When we create a custom model as in the custom_loss_model.py, and in the custom_loss function we can return a tuple, as follows.
@override(ModelV2)
def custom_loss(self, policy_loss, loss_inputs):
"""Calculates a custom loss on top of the given policy_loss(es).
Args:
policy_loss (List[TensorType]): The list of already calculated
policy losses (as many as there are optimizers).
loss_inputs (TensorStruct): Struct of np.ndarrays holding the
entire train batch.
Returns:
List[TensorType]: The altered list of policy losses. In case the
custom loss should have its own optimizer, make sure the
returned list is one larger than the incoming policy_loss list.
In case you simply want to mix in the custom loss into the
already calculated policy losses, return a list of altered
policy losses (as done in this example below).
"""
# Get the next batch from our input files.
batch = self.reader.next()
# Define a secondary loss by building a graph copy with weight sharing.
obs = restore_original_dimensions(
torch.from_numpy(batch["obs"]).float().to(policy_loss[0].device),
self.obs_space,
tensorlib="torch")
logits, _ = self.forward({"obs": obs}, [], None)
# You can also add self-supervised losses easily by referencing tensors
# created during _build_layers_v2(). For example, an autoencoder-style
# loss can be added as follows:
# ae_loss = squared_diff(
# loss_inputs["obs"], Decoder(self.fcnet.last_layer))

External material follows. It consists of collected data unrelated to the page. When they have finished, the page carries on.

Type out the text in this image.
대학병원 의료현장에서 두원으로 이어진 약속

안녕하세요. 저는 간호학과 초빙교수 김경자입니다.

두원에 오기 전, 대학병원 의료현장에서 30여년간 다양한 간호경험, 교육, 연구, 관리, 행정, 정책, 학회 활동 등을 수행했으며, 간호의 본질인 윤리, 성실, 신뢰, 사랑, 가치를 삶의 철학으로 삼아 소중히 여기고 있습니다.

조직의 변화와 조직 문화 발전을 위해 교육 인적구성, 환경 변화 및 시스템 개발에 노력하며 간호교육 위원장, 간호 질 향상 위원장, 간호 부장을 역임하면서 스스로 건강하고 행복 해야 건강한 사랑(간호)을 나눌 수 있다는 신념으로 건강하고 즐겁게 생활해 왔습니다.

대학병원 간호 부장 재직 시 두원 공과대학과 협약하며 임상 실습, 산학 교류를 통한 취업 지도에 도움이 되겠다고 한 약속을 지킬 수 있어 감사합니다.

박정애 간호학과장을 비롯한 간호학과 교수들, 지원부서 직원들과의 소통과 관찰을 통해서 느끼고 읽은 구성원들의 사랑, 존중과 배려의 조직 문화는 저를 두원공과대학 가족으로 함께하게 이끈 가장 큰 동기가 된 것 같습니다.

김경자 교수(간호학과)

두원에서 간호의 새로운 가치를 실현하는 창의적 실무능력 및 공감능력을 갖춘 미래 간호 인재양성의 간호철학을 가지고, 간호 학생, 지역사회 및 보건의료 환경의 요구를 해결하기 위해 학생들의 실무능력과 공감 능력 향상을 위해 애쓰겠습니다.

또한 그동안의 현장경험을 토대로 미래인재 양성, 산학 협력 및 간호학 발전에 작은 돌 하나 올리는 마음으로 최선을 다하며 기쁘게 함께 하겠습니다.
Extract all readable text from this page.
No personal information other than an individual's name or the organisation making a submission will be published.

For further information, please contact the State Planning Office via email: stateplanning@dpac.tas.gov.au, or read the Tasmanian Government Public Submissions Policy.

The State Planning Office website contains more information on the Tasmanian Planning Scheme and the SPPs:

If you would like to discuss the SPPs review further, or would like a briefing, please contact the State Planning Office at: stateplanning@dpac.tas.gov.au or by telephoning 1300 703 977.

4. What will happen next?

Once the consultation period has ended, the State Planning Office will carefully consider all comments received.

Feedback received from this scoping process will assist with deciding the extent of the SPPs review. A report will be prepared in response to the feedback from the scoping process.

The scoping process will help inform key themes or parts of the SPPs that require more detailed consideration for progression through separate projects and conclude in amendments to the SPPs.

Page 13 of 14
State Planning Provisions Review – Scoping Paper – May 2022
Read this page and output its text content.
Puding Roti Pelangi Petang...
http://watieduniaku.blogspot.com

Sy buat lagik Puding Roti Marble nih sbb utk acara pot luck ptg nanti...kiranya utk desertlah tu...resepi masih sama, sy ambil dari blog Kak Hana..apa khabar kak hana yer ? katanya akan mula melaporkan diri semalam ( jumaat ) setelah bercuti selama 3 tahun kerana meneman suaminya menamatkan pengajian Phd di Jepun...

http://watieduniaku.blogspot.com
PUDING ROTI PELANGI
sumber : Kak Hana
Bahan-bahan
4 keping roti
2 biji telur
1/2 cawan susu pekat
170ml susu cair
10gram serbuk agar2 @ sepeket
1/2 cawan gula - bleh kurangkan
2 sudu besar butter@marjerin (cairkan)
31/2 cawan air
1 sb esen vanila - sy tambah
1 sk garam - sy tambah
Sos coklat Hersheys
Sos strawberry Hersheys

print("FYI: You can also use these tensors: {}, ".format(loss_inputs))
# Compute the IL loss.
action_dist = TorchCategorical(logits, self.model_config)
imitation_loss = torch.mean(-action_dist.logp(
torch.from_numpy(batch["actions"]).to(policy_loss[0].device)))
self.imitation_loss_metric = imitation_loss.item()
self.policy_loss_metric = np.mean([l.item() for l in policy_loss])
# Add the imitation loss to each already calculated policy loss term.
# Alternatively (if custom loss has its own optimizer):
return policy_loss + [10 * self.imitation_loss]
#return [loss_ + 10 * imitation_loss for loss_ in policy_loss]
However, in the compute_gradients function in torch_policy.py file, there is an assert statement assert len(loss_out) == len(self._optimizers)
, which would error, since the loss_out is a 2-tuple, and the self._optimizers is a 1-tuple. Is this a bug?
It seems that in the custom_loss_model example, the custom model is updated both by the policy gradient and the self-defined loss (supervised loss using offline dataset). Should we only first update the custom model by the self-defined loss, then fine-tune by the policy or leave the pretrained model unchanged?
Thanks for any suggestion!